Thursday, February 20, 2014

On the Waterfront

Click on any picture for a larger version

Dún Laoghaire Borough Historical Society had a packed house in the Kingston Hotel (19/2/2014) for a talk by Tom Conlon which examined changes on the waterfront between the late nineteenth century and the present day, using old and modern photographs.

Most of the material for the earlier period consisted of photos from the National Library's Lawrence collection. On 16th December 1893, Robert French, the studio's principal photographer, had spent a whole day in Dún Laoghaire (then Kingstown) photographing the area. He was fortunate to find a bay window in one of the terraced houses facing the harbour from which he could take a panorama of high angle shots of the waterfront to supplement those at street level.

Tom took these photos and examined some of the details they revealed about the period. For example we see horses drawing carts of soil along The Metals. Then there was the Dalkey horse-drawn tram, the sidecars, landaus and brougham carriages.

At the military end he took us through the history of the shifting position of a Russian cannon and the presence of a troopship in the harbour. He also managed to mention the Battery at the People's Park as an indication of the power of the British but without any reference to the Martello Tower, which was once at the centre of the park and of which network of defences the Battery was a part. He didn't include the site of the other seafront Martello, near the old Crofton garage, which had been demolished to make way for the railway around the 1830s. But then I'm mad about Martello Towers and presumably he is not.

Using his own photos, he showed how the same views looked today; mostly a serious disimprovement.

I have drawn attention before to the wonderful resource that is the Lawrence collection, which I have used extensively, in the 1970s, in my research of Killiney Bay in the late 19th century. The detail in these photos is phenomenal and many of the individual photos could provide material for a chapter in a book.

Tom Conlon

So what was I doing at this talk that had nothing to do with me really?

Well, I lived for twenty years in a suburb of Dún Laoghaire, Ballybrack, and had a lot of truck with that town.

You can see one of my favourite Dún Laoghaire photos below. I have christened it Beetle Juice, which you can work out for yourself. St. Michael's church burned down on 28 July 1965 and iconoclastic me got in fast for a photo, while it was still smouldering and before they put up the scaffolding.

Then there was the day in 1968 when I had my name taken by a Garda for attempting to take a photo of the town's phallic symbol, the George IV monument (below). Mind you, that was the day after someone had blown up one of the Kings bollix and the monument was to remain resting on the three remaining ones for at least the next twelve years.

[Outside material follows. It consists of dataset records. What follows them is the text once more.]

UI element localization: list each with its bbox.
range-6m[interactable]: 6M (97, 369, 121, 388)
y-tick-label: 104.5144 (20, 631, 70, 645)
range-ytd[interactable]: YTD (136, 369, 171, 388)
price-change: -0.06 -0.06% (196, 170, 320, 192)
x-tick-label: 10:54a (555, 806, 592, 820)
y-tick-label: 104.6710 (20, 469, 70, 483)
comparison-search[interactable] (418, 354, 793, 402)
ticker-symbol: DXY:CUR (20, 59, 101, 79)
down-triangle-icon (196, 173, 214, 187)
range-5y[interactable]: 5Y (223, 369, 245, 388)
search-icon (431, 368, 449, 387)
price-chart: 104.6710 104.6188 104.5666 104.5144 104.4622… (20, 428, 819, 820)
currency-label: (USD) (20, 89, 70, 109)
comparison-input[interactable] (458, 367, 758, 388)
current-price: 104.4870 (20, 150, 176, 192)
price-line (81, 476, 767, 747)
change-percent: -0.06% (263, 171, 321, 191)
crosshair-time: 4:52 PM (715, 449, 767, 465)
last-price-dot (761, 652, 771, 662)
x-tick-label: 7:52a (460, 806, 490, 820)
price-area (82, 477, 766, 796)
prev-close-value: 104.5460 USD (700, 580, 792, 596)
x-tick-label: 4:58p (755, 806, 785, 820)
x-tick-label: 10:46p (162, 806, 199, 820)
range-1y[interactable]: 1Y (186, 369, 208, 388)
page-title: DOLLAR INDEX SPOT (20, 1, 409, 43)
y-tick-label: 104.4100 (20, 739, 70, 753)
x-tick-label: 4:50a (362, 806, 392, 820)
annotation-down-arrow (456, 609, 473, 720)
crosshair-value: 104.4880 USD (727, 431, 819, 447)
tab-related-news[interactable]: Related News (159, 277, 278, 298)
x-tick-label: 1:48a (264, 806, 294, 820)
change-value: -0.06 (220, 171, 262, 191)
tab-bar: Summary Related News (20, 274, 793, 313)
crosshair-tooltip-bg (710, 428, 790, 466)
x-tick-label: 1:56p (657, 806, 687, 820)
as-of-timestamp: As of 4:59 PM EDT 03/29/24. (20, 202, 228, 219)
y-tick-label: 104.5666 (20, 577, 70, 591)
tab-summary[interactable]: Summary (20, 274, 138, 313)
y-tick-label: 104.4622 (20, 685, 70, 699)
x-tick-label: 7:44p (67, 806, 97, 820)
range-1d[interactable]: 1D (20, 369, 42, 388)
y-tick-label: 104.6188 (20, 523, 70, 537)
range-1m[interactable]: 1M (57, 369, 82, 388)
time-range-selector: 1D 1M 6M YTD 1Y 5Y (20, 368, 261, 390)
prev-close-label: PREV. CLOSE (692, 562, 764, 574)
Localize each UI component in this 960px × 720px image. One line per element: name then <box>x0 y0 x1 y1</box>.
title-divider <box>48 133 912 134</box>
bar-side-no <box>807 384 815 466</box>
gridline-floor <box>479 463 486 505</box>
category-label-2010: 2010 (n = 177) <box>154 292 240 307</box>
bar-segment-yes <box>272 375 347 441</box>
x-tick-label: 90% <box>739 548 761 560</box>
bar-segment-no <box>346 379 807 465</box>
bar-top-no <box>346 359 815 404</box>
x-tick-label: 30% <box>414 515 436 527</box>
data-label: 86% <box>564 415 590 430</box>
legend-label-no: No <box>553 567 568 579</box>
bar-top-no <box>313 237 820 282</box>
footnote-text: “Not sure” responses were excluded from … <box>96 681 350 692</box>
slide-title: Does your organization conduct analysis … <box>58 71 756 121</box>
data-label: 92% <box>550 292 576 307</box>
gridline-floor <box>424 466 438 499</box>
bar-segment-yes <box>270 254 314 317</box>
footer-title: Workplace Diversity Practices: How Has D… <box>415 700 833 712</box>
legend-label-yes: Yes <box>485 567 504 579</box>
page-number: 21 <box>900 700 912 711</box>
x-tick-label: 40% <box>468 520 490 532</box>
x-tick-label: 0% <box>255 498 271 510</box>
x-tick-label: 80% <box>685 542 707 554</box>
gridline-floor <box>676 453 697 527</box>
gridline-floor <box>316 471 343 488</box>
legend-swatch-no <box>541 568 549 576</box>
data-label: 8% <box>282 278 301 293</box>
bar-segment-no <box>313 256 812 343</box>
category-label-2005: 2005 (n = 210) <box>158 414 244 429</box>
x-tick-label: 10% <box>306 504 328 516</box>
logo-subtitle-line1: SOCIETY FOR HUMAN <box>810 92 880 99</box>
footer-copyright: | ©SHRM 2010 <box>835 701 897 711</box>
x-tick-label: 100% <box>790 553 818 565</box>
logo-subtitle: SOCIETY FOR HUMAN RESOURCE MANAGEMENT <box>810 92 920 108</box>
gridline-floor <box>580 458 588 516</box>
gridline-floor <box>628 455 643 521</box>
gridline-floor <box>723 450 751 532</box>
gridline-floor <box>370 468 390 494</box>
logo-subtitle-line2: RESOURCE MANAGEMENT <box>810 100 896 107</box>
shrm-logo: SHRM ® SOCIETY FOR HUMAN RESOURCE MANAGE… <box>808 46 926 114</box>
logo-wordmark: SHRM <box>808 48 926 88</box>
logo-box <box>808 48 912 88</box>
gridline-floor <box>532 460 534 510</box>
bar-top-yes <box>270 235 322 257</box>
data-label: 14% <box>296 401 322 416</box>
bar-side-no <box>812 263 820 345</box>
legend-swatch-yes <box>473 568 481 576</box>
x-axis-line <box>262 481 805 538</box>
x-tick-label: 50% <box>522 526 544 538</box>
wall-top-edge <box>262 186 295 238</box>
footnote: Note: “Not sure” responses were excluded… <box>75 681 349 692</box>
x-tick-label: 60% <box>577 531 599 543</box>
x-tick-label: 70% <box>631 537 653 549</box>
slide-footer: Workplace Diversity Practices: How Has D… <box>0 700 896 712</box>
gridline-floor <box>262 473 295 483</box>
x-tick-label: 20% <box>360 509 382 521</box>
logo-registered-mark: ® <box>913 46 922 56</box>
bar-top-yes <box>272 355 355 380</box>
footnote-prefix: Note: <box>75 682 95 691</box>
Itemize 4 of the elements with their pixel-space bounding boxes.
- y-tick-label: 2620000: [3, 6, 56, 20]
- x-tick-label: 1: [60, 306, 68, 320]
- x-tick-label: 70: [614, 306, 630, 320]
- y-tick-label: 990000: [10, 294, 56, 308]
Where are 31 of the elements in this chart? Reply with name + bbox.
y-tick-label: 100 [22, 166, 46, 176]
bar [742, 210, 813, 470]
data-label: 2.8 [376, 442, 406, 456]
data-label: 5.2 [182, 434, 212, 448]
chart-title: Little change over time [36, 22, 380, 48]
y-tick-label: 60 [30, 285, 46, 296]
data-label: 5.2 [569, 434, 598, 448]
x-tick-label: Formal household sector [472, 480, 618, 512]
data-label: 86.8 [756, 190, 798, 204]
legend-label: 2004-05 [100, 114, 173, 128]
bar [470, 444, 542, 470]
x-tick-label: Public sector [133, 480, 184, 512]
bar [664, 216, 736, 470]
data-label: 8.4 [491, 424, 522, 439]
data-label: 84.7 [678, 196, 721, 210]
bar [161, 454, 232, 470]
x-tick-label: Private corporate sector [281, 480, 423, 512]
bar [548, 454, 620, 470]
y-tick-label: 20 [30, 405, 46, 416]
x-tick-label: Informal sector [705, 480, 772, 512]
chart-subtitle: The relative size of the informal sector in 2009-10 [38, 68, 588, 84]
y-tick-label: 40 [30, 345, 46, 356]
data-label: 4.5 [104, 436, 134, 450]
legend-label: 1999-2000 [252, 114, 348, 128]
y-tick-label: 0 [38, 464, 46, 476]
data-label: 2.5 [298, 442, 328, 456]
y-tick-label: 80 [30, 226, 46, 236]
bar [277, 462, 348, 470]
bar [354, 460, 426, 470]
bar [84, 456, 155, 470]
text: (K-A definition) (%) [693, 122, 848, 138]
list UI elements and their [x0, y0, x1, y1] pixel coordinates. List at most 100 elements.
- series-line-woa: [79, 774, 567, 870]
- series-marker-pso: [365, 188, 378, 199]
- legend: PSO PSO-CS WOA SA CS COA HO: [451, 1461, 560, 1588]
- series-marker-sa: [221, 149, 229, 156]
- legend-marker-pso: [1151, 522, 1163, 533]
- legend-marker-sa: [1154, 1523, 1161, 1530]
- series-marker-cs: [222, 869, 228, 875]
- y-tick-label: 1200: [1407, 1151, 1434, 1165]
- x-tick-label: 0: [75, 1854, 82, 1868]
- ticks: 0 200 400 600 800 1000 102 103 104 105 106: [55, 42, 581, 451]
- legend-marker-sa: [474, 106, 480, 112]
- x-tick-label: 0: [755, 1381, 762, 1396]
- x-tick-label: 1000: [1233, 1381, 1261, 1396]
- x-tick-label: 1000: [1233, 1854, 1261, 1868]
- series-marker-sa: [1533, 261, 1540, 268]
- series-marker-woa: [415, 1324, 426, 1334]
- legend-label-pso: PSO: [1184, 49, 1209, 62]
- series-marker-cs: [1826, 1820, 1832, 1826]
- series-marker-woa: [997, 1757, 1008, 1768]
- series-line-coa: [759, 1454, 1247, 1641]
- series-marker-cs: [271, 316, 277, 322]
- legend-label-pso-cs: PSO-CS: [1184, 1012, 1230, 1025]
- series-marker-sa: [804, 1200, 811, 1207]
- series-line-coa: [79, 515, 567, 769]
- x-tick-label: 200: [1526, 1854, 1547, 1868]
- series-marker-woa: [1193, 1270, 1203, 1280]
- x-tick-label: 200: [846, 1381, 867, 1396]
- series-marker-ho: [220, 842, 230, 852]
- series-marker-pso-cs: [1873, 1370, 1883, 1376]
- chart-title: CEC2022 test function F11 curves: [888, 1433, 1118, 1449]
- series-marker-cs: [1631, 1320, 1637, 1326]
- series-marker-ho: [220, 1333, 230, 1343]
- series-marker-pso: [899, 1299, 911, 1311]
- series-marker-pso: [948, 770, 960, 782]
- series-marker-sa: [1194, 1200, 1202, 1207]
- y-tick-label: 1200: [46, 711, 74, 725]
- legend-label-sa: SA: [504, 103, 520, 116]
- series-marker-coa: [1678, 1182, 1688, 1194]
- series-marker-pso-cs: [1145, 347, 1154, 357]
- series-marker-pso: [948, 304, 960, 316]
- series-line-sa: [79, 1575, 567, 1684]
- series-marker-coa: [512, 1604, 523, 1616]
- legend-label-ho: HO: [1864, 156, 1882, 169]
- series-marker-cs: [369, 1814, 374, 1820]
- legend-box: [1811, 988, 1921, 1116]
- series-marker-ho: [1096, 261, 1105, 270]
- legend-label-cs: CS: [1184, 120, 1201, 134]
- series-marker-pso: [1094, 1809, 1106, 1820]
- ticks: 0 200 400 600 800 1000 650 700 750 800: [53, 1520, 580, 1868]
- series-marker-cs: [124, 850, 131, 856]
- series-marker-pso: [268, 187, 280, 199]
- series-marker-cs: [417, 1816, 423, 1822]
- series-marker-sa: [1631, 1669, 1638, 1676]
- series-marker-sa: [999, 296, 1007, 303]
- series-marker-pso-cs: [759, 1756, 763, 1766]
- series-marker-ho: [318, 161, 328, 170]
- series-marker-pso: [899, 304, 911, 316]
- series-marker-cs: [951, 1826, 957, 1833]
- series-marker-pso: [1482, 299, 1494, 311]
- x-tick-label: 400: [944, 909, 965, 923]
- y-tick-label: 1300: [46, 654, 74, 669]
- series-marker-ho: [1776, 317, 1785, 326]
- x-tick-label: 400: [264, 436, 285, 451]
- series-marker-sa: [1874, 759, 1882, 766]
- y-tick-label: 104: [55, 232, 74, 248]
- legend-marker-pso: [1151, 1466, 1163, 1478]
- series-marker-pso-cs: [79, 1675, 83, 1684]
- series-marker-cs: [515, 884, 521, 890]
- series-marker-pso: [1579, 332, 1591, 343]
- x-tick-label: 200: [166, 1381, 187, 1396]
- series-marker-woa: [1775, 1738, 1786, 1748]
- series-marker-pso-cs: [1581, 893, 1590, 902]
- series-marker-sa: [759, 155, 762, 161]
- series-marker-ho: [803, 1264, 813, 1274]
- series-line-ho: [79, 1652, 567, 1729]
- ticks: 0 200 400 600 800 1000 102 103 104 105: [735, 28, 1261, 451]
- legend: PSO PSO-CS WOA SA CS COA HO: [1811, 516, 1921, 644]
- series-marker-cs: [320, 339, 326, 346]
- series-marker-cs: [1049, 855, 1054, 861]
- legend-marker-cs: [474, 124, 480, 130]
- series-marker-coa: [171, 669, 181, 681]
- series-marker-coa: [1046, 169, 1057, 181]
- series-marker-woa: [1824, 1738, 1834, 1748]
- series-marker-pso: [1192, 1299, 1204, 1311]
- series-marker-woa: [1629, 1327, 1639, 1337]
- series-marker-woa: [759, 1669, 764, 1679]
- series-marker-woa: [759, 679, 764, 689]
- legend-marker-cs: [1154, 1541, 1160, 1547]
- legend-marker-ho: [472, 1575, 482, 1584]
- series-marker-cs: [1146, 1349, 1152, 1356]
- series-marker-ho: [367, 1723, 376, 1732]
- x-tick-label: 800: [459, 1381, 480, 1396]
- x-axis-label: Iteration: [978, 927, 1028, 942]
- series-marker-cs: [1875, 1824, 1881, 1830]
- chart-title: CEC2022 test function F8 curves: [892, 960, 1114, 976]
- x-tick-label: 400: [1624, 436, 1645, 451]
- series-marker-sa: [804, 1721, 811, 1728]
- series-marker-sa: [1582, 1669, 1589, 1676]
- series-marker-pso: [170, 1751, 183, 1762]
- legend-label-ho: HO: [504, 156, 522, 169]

George IV, who visited Ireland in 1821 gave his name to Kingstown, whence he departed, and also to Kingsbridge in the city centre. The people of Howth were not so obliging, restricting themselves to leaving the trace of his footprints in stone on the East Pier where he drunkenly disembarked.

And then there was the Boo. The Bamboo Café was run by the Bellini family and served up the best spaghetti bolognese I have ever tasted. My recollection is that they were from Milan. Mammy and Daddy did the cooking and Granny made some of the exquisite sauces. Franca served at table. I used to drop in with Brian Reynolds, and there was frequently a gaggle of foreign (mainly female) students around the place. It was eventually turned into a Chinese and the new owners changed the name. Fancy that.

Medlar's landau: l-r driver John;
back row Patrick, Nell, Connie;
seated Tess, twin babies Tess & Paddy, unknown lady;
front Mai.

And so back to the talk. Tom identified a landau in one of the Lawrence photos but didn't have a specific separate photo of a modern landau for comparison. So, I offered the above. The whole Medlar family and more, and all in the one landau. The photo dates from 1925 and the landau was part of Patrick Medlar's undertaking business, based in James's Street.

Mentioning this at the Q&A session resulted in Lorie Kelly (née Massey) coming across to talk to me and we had a chat. She will be retailing some of that to her 90 year old relative, one of the original (pre-split) Masseys.

1 comment:

Póló said...

I was perusing the Society's website just now, looking for an email address to forward the url for this post to, but couldn't find one.

The only non-snailmail contact was a single landline phone number.

I thought this strange and felt that the Society might be missing out on a lot in the social media world of email, Twitter, Facebook etc., but when I put this to them, via the landline, I gathered that they did not have the resources to manage this sort of e-media.

So I have tweeted an appeal for an e-person who might volunteer to manage that end of their business for them. We'll see what happens.